Dear Editors,
We would like to respond to the article “MAP testing does not reflect student potential,” published in The Standard on December 1. The piece, while well researched with external information, did not include interviews with any members of the faculty or administration to gain an understanding of the purpose for MAP Growth and the way that we use it at ASL. For this reason, we wanted to provide clarity about the purpose of external assessments in our context. At ASL our guiding principles on assessment and data are that data is used to improve student learning and we use multiple forms of assessment: formative, summative, and external. The purposes of external assessments, such as MAP testing, are: supporting individual student learning as one piece of data in a larger portfolio, comparing our achievement to similar schools, and using overall results to make curricular adjustments as needed. Therefore MAP Growth is not intended to be “an accurate reflection of a student’s intellectual capabilities” or “student potential.”
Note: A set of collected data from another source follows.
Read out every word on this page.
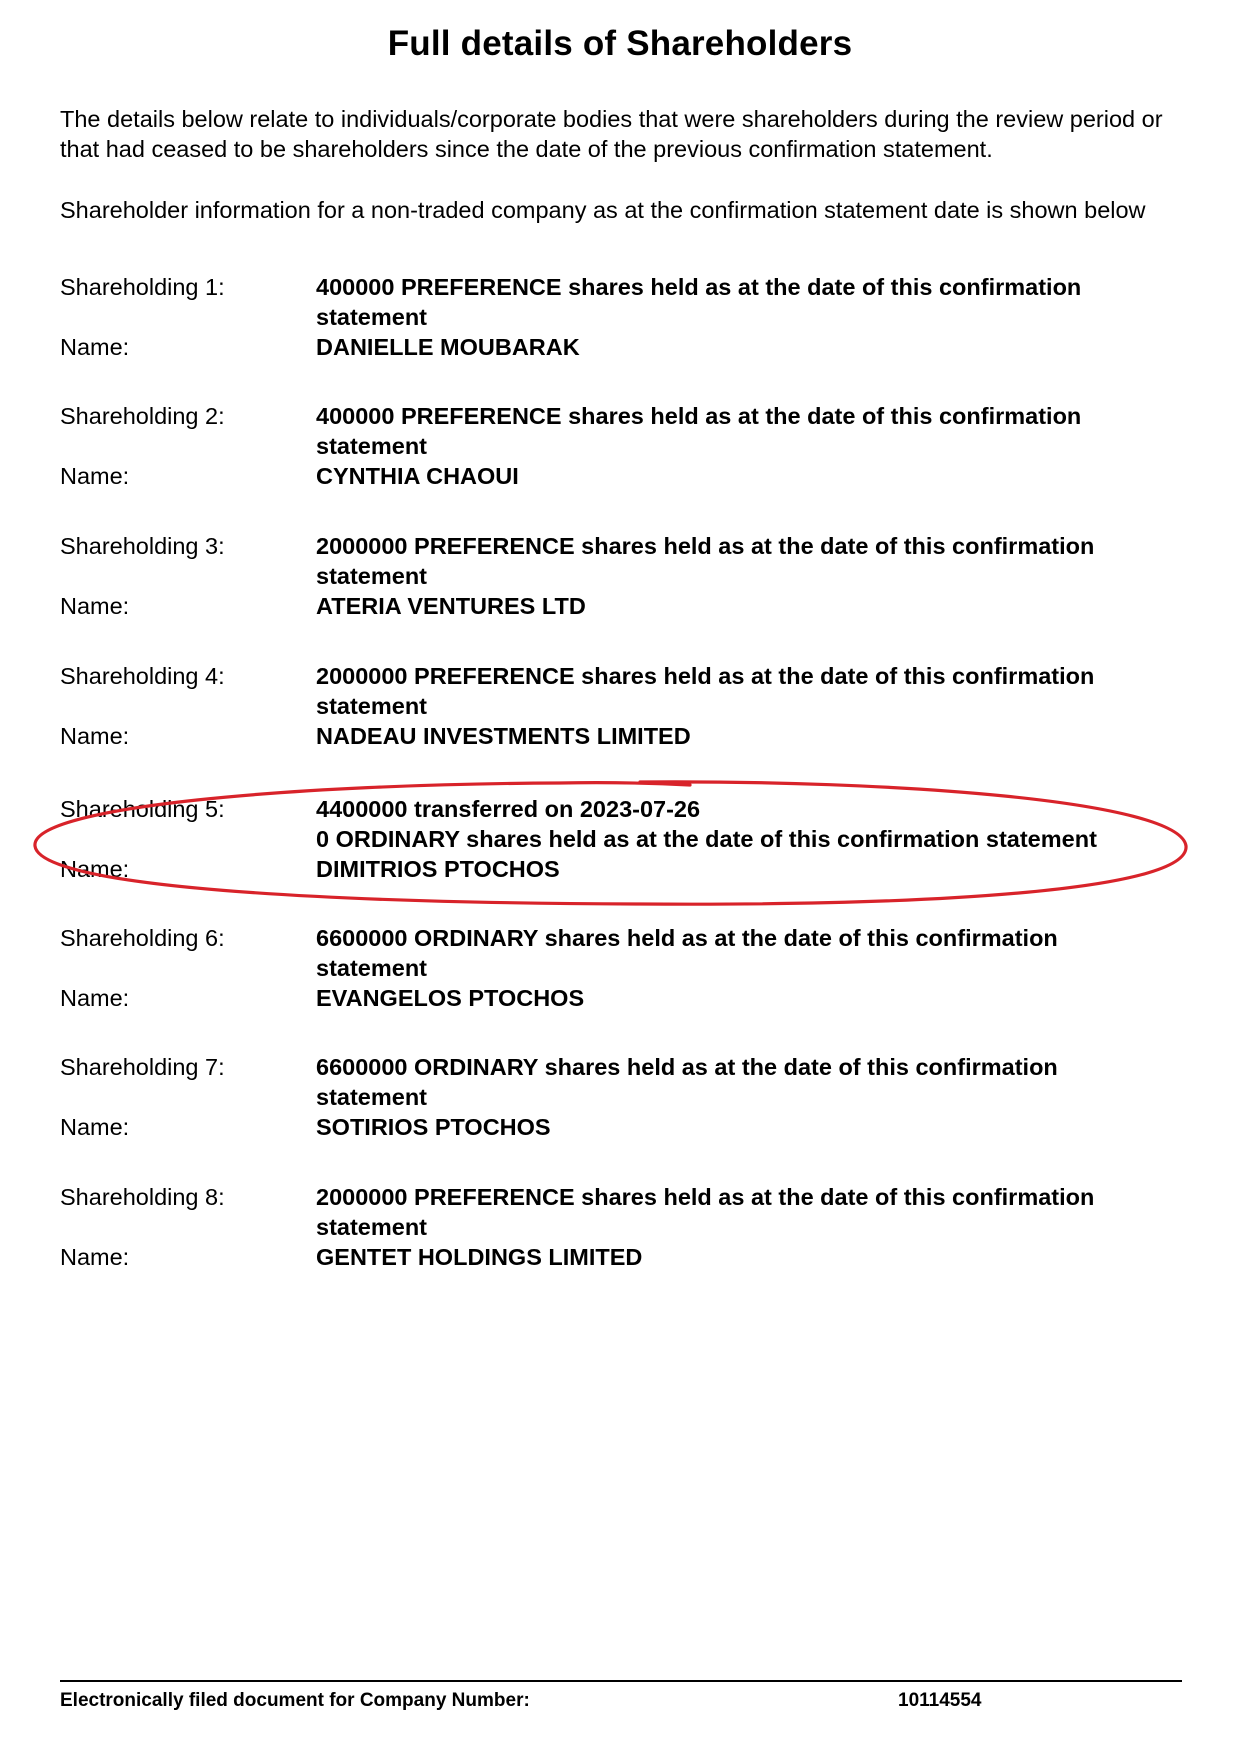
Full details of Shareholders
The details below relate to individuals/corporate bodies that were shareholders during the review period or that had ceased to be shareholders since the date of the previous confirmation statement.
Shareholder information for a non-traded company as at the confirmation statement date is shown below
Shareholding 1:	400000 PREFERENCE shares held as at the date of this confirmation
statement
Name:	DANIELLE MOUBARAK
Shareholding 2:	400000 PREFERENCE shares held as at the date of this confirmation
statement
Name:	CYNTHIA CHAOUI
Shareholding 3:	2000000 PREFERENCE shares held as at the date of this confirmation
statement
Name:	ATERIA VENTURES LTD
Shareholding 4:	2000000 PREFERENCE shares held as at the date of this confirmation
statement
Name:	NADEAU INVESTMENTS LIMITED
Shareholding 5:	4400000 transferred on 2023-07-26
0 ORDINARY shares held as at the date of this confirmation statement
Name:	DIMITRIOS PTOCHOS
Shareholding 6:	6600000 ORDINARY shares held as at the date of this confirmation
statement
Name:	EVANGELOS PTOCHOS
Shareholding 7:	6600000 ORDINARY shares held as at the date of this confirmation
statement
Name:	SOTIRIOS PTOCHOS
Shareholding 8:	2000000 PREFERENCE shares held as at the date of this confirmation
statement
Name:	GENTET HOLDINGS LIMITED
Electronically filed document for Company Number:	10114554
At ASL, we value the entire student from social and emotional development to intellectual development to physical development. We show this value through the wide variety of ways that students demonstrate their learning, from performances to essays and portfolios to projects. While it is important for us to have an external assessment as one piece of data, it is only one way in which we look at student learning, and we would never claim that it can measure the richness of all of the ways that students demonstrate their growth and development at ASL or that it is predictive of student achievement.